The latest from the RVDA (posted last night) .....

Hi Everyone,
Just to say there has been another turn for the good, ref the approved list and DVLA.

I personally put in the registration papers to register a 28ft 03 R-Vision Condor.
There are at least 5 different models on the approved list, so I obviously thought this would not need to be inspected.

1 week later DVLA tell me it needs inspection on 6th July, I explained to them although this model is not on the list it is actually shorter than any of them,so does not need to be inspected.

Sorry it needs to come in.
I then contacted Jane who is in the States and as I thought the agreement the RVDA had was that one model is passed they all should pass, obviously IF that particular model is within the legal required widths and lengths.

This morning I made contact with our source high up in the ranks at Swansea and eventually I had a reply this afternoon.
She said, yes you are right it should not need inspection.

This is the GOOD NEWS.The Condor will be registered today.

The LIST is to be abolished and ALL DVLA offices have been notified of this action TODAY.
The only time a vehicle is to be inspected is, IF the measurements entered on the form V55/5 or V55/4 exceed the legal requirements of those stated within the UK / Europe.

Also awnings are an accessory, so do NOT come into the width measurement.

So we as the RVDA are finally achieving our goal to secure the RV industry for everyone, including dealers and private individuals alike in the UK.

These results will be placed on the RVDA website in the next few days.

As soon as we get the tolerance in writing , which should be very soon we will let everyone know.

Regards Les Botham (Ridgeset RV)


----------



## 95633 (Jul 4, 2005)

This latest announcement opens up further questions, so I asked Les.........

Hi Les

Me again !!

Please clarify IF the measurements entered on the form V55/5 or V55/4 exceed the legal requirements of those stated within the UK / Europe.

It is down to the person registering the vehicle to enter the width and length on the V55/5 or V55/4 - are you simply saying that Joe Public can write down 2549mm width for a vehicle width he is unsure of (as the DVLA haven't told us how to measure it) and it will automatically pass ?

If so, this raises the potential problem of being prosecuted for entering the wrong info - and "could" raise future concerns over the legal use of the vehicle. It only needs another eagle-eyed VOSA inspector to take this whole issue back to where we were 18 months ago.

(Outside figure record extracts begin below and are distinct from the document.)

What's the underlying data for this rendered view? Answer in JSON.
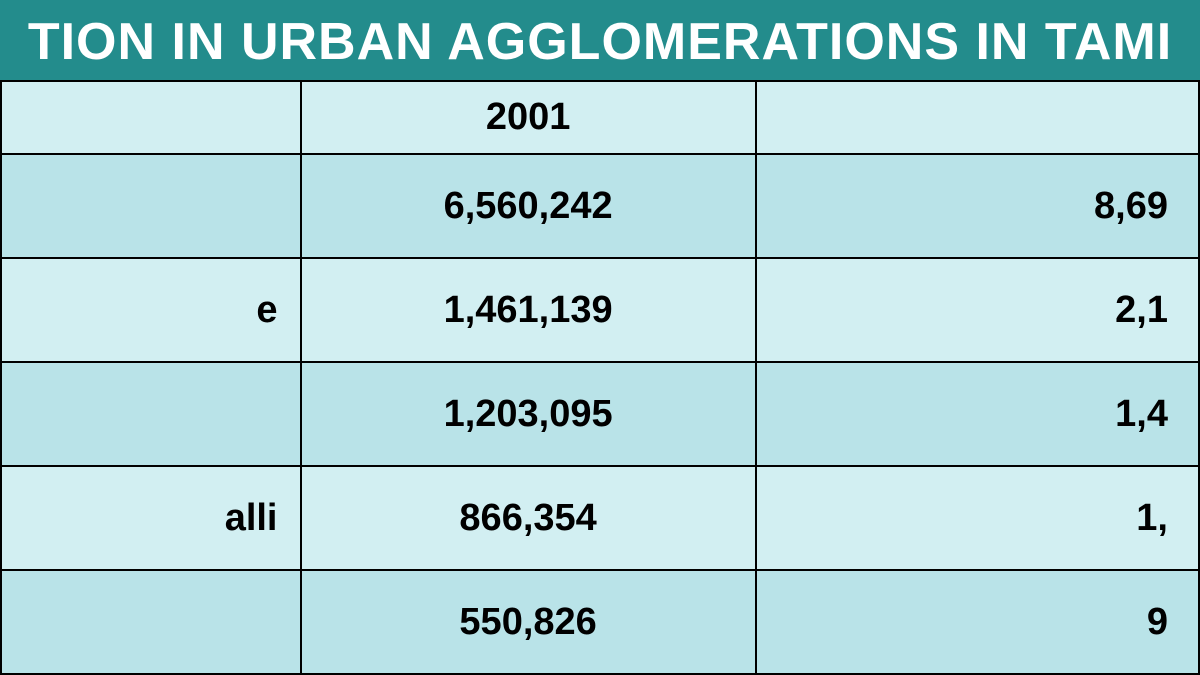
{
  "title": "TION IN URBAN AGGLOMERATIONS IN TAMI",
  "title_bg": "#238c8c",
  "title_color": "#ffffff",
  "title_fontsize": 52,
  "border_color": "#000000",
  "header_bg": "#d2eff2",
  "row_even_bg": "#b9e3e8",
  "row_odd_bg": "#d2eff2",
  "cell_text_color": "#000000",
  "header_fontsize": 38,
  "cell_fontsize": 38,
  "columns": [
    "",
    "2001",
    ""
  ],
  "rows": [
    {
      "label": "",
      "v2001": "6,560,242",
      "v2011": "8,69"
    },
    {
      "label": "e",
      "v2001": "1,461,139",
      "v2011": "2,1"
    },
    {
      "label": "",
      "v2001": "1,203,095",
      "v2011": "1,4"
    },
    {
      "label": "alli",
      "v2001": "866,354",
      "v2011": "1,"
    },
    {
      "label": "",
      "v2001": "550,826",
      "v2011": "9"
    }
  ]
}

I assume the RV dealers will have no problem from now on issuing a letter with the sale of an RV stating the vehicle IS legal, rather than relying on the website disclaimers. Otherwise, some unscrupulous dealers could simply write down 2549mm width for everything and let the buyer deal with any fallout further down the road.

I really can't see why the RVDA have arranged for the SMMT List to be thrown away - at least it was in black and white what was and wasn't allowed. The RVDA only had to work on the vehicles listed as oversize, and given the tolerance you refer most of those on the oversize list would have been moved to the approved side anyway.

Now, the onus has been placed on the person registering the vehicle to ensure it is legal - scary, especially for the 2nd (3rd, 4th etc) hand buyer in years to come. I really can't see the DVLA confirming vehicles can never be de-registered if they find evidence of widespread "fraud" (or let's say uninformed owners) on initial registration.

Paul

PS I think I'll keep a full printout of the SMMT List with my Expedition - at least I have something from the authorities in black and white which clearly shows the vehicle was legal to register.

I will let you know what the reply is.


----------